1. In the reaction between aluminum and hydrochloric acid, how many moles of hydrogen gas would be liberated when 32.26 miligrams of aluminum are treated with excess hydrochloric acid?

40.32E-2 mol

2. The atmospheric pressure was measured to be 0.9247 atm and the room temperature was 19.00oC. At this temperature, the vapor pressure of water is 16.50 torr. What would be the volume of the number of moles of hydrogen just calculated under these conditions? in mL.

3. The syringe used in this experiment is calibrated to 60 mL. However, there is a 'dead volume' at the needle end of the syringe that is uncalibrated. This volume equals 1.20 mL. Bearing in mind that the syringe is upside down, what would the reading on the syringe be that corresponded to the volume you have just calculated?

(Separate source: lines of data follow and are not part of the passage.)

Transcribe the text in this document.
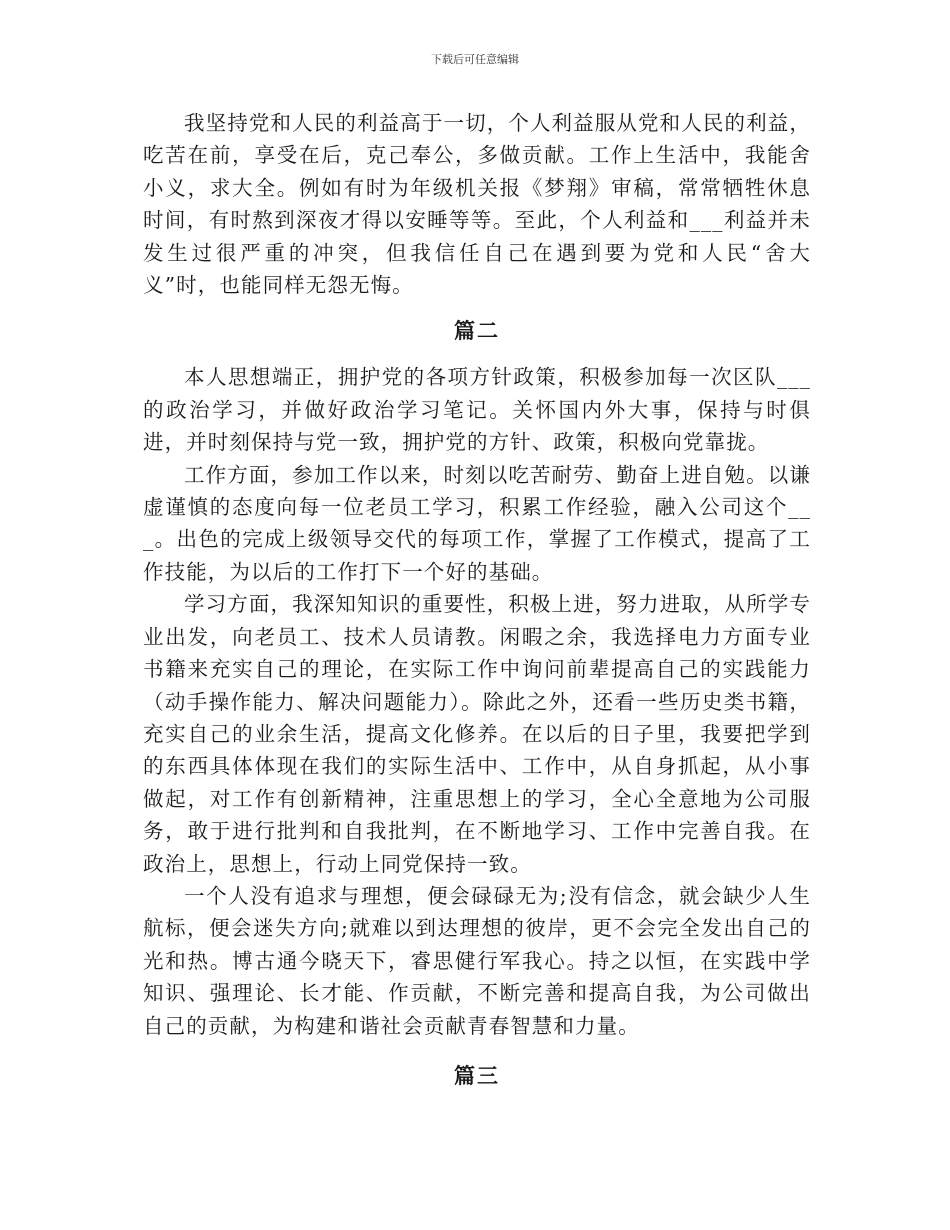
下载后可任意编辑

我坚持党和人民的利益高于一切，个人利益服从党和人民的利益，吃苦在前，享受在后，克己奉公，多做贡献。工作上生活中，我能舍小义，求大全。例如有时为年级机关报《梦翔》审稿，常常牺牲休息时间，有时熬到深夜才得以安睡等等。至此，个人利益和___利益并未发生过很严重的冲突，但我信任自己在遇到要为党和人民“舍大义”时，也能同样无怨无悔。

篇二

本人思想端正，拥护党的各项方针政策，积极参加每一次区队___的政治学习，并做好政治学习笔记。关怀国内外大事，保持与时俱进，并时刻保持与党一致，拥护党的方针、政策，积极向党靠拢。

工作方面，参加工作以来，时刻以吃苦耐劳、勤奋上进自勉。以谦虚谨慎的态度向每一位老员工学习，积累工作经验，融入公司这个___。出色的完成上级领导交代的每项工作，掌握了工作模式，提高了工作技能，为以后的工作打下一个好的基础。

学习方面，我深知知识的重要性，积极上进，努力进取，从所学专业出发，向老员工、技术人员请教。闲暇之余，我选择电力方面专业书籍来充实自己的理论，在实际工作中询问前辈提高自己的实践能力（动手操作能力、解决问题能力）。除此之外，还看一些历史类书籍，充实自己的业余生活，提高文化修养。在以后的日子里，我要把学到的东西具体体现在我们的实际生活中、工作中，从自身抓起，从小事做起，对工作有创新精神，注重思想上的学习，全心全意地为公司服务，敢于进行批判和自我批判，在不断地学习、工作中完善自我。在政治上，思想上，行动上同党保持一致。

一个人没有追求与理想，便会碌碌无为;没有信念，就会缺少人生航标，便会迷失方向;就难以到达理想的彼岸，更不会完全发出自己的光和热。博古通今晓天下，睿思健行军我心。持之以恒，在实践中学知识、强理论、长才能、作贡献，不断完善和提高自我，为公司做出自己的贡献，为构建和谐社会贡献青春智慧和力量。

篇三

4. Suppose that you have completed this week's experiment and have determined that the molar mass of aluminum is 22.35 g mol-1. What is the percent error of your experimental result?

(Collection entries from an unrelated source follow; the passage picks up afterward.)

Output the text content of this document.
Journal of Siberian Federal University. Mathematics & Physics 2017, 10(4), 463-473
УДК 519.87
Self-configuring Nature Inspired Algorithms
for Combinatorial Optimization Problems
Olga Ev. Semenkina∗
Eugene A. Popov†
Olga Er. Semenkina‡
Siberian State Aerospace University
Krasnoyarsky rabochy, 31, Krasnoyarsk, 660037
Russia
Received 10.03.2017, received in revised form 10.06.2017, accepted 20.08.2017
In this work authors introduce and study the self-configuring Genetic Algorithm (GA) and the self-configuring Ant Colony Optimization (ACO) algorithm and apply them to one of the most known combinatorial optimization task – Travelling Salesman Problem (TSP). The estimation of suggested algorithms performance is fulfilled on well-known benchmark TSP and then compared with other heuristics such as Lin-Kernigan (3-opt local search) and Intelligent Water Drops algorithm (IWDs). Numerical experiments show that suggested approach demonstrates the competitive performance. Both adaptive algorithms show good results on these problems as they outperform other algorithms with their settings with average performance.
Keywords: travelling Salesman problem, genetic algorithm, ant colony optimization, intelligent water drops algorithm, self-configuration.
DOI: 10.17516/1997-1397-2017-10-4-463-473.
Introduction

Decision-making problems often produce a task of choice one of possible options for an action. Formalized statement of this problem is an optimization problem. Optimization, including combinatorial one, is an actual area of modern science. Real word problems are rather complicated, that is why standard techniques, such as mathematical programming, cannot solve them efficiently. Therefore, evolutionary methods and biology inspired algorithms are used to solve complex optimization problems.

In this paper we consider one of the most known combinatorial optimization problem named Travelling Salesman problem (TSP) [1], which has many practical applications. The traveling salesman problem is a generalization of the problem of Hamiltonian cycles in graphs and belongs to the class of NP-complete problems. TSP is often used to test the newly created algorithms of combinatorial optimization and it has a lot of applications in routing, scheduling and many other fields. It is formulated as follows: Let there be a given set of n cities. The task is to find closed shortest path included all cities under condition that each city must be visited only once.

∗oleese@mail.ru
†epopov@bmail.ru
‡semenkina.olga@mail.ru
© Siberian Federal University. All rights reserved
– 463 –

• There is only need to invoke the ideal gas law for question 2. Simple stoichiometry calculations should suffice for 1. Try again to see if you can do them now! – Nicolau Saker Neto Nov 3 '13 at 23:38
• it should yield 40.32mL; but how to measure that precisely I dont know – titus Nov 3 '13 at 23:43

I think the friction in the syringe won't make the measurement precise.
I'm no chemist but this is an idea:
Put the aluminium in an erlenmeyer flask.
Find a hose and plug to put on top of the erlenmeyer flask.
Make the hose if a U shape and pour some water into it like this.
Mark the hose to have a reference where the water is.
Add HCl to aluminium and put the plug+hose on top really fast.
The hydrogen will push on the water in the U turn and make it unequal.
Measure the inner diameter of the hose and the length of hose from the reference to where the water is now.
There is some pressure created because the water is unequal in the hose.
Measure the difference in height between the two columns of water. Figure out the pressure given the given column of water with this.
Use PV=nRT to compute n.
The reaction is exothermic so T might not be room temperature.

or

Put the acid and the aluminium in the syringe, plug the end of the syringe and see how much it expands. Although you wouldn't want a syringe under pressure with HCl in it. Also make sure the syringe is larger than 40mL, more like 50mL.